Peraturan Polisi (Perpol) Nomor 10 Tahun 2025 tetap harus dihormati, meskipun secara formal putusan ini bertentangan dengan putusan Mahkamah Konstitusi (MK) Nomor 114/PUU-XXIII/2025. Hal ini disampaikan mantan Ketua MK Jimly Asshiddiqie menanggapi polemik Perpol yang mengatur polisi aktif boleh menduduki jabatan sipil di 17 Kementerian/Lembaga. Dia mengatakan, asas presumtio iustae causa berlaku dalam Perpol tersebut. Artinya Perpol 10/2025 dianggap sah sebelum dibatalkan pejabat berwenang.

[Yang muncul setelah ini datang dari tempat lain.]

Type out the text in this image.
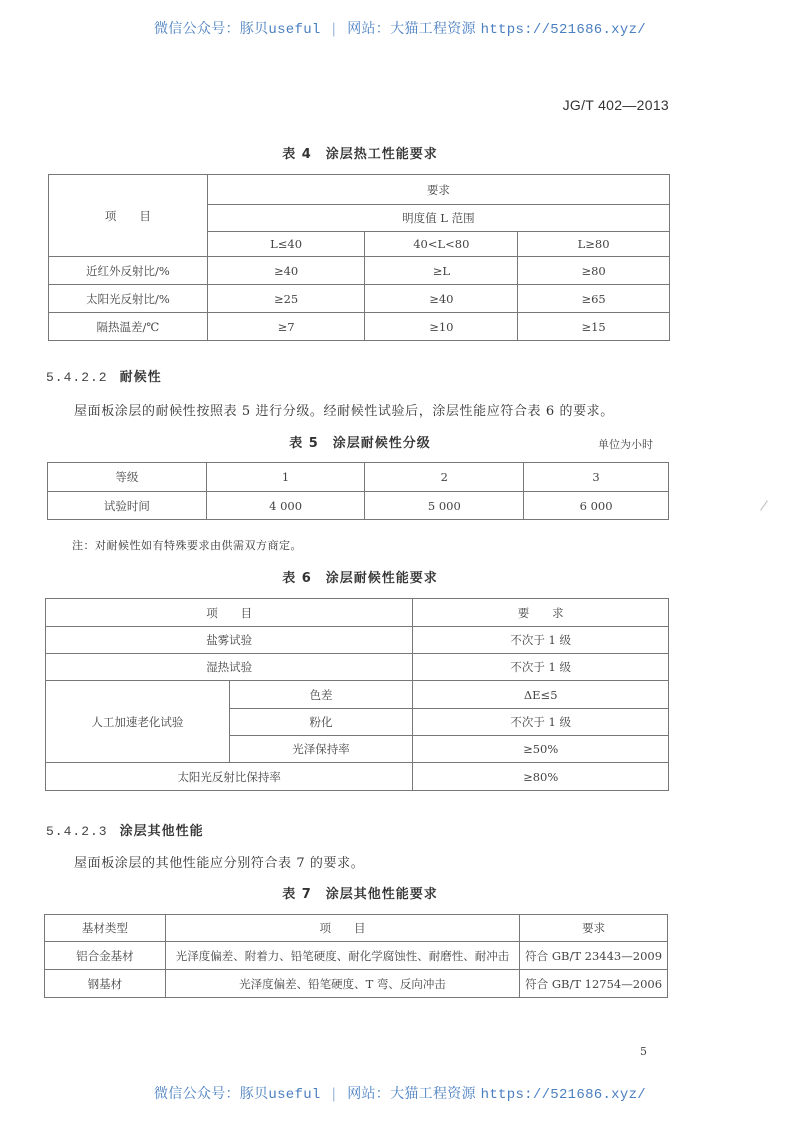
微信公众号：豚贝useful | 网站：大猫工程资源 https://521686.xyz/
JG/T 402—2013
表 4 涂层热工性能要求
项　　目	要求		
	明度值 L 范围		
	L≤40	40<L<80	L≥80
近红外反射比/%	≥40	≥L	≥80
太阳光反射比/%	≥25	≥40	≥65
隔热温差/℃	≥7	≥10	≥15
5.4.2.2 耐候性
屋面板涂层的耐候性按照表 5 进行分级。经耐候性试验后，涂层性能应符合表 6 的要求。
表 5 涂层耐候性分级	单位为小时
等级	1	2	3
试验时间	4 000	5 000	6 000
注：对耐候性如有特殊要求由供需双方商定。
表 6 涂层耐候性能要求
项　　目		要　　求
盐雾试验		不次于 1 级
湿热试验		不次于 1 级
人工加速老化试验	色差	ΔE≤5
	粉化	不次于 1 级
	光泽保持率	≥50%
太阳光反射比保持率		≥80%
5.4.2.3 涂层其他性能
屋面板涂层的其他性能应分别符合表 7 的要求。
表 7 涂层其他性能要求
基材类型	项　　目	要求
铝合金基材	光泽度偏差、附着力、铅笔硬度、耐化学腐蚀性、耐磨性、耐冲击	符合 GB/T 23443—2009
钢基材	光泽度偏差、铅笔硬度、T 弯、反向冲击	符合 GB/T 12754—2006
5
微信公众号：豚贝useful | 网站：大猫工程资源 https://521686.xyz/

Jimly mengatakan, setidaknya ada tiga pejabat yang bisa membatalkan aturan tersebut. Pertama Kapolri Jenderal Polisi Listyo Sigit Prabowo sendiri, karena ia lah yang membuat Perpol tersebut. Kedua adalah Mahkamah Agung (MA) melalui mekanisme judicial review. Ketiga adalah Presiden RI Prabowo Subianto karena mampu menerbitkan aturan yang lebih tinggi lagi dan bisa membatalkan peraturan yang lebih rendah.
Dalam jurnal ilmu hukum Fakultas Hukum Universitas Kristen Satya Wacana yang ditulis Vincent Suradinata (2018) dijelaskan bahwa asas presumtio iustae causa adalah asas yang dikenal dekat dalam peradilan administrasi. Asas ini menyatakan bahwa demi kepastian hukum, setiap keputusan tata usaha negara yang dikeluarkan harus dianggap benar menurut hukum. Sebab itu, keputusan yang telah diterbitkan bisa dilaksanakan lebih dulu sebelum dibuktikan bahwa keputusan yang diterbitkan bersifat melawan hukum oleh pejabat berwenang. Dalam konteks Perpol 10/2025, Jimly telah menegaskan, meskipun ada pertentangan dengan putusan MK, Perpol ini tak bisa dianulir kecuali oleh tiga orang pejabat berwenang tadi.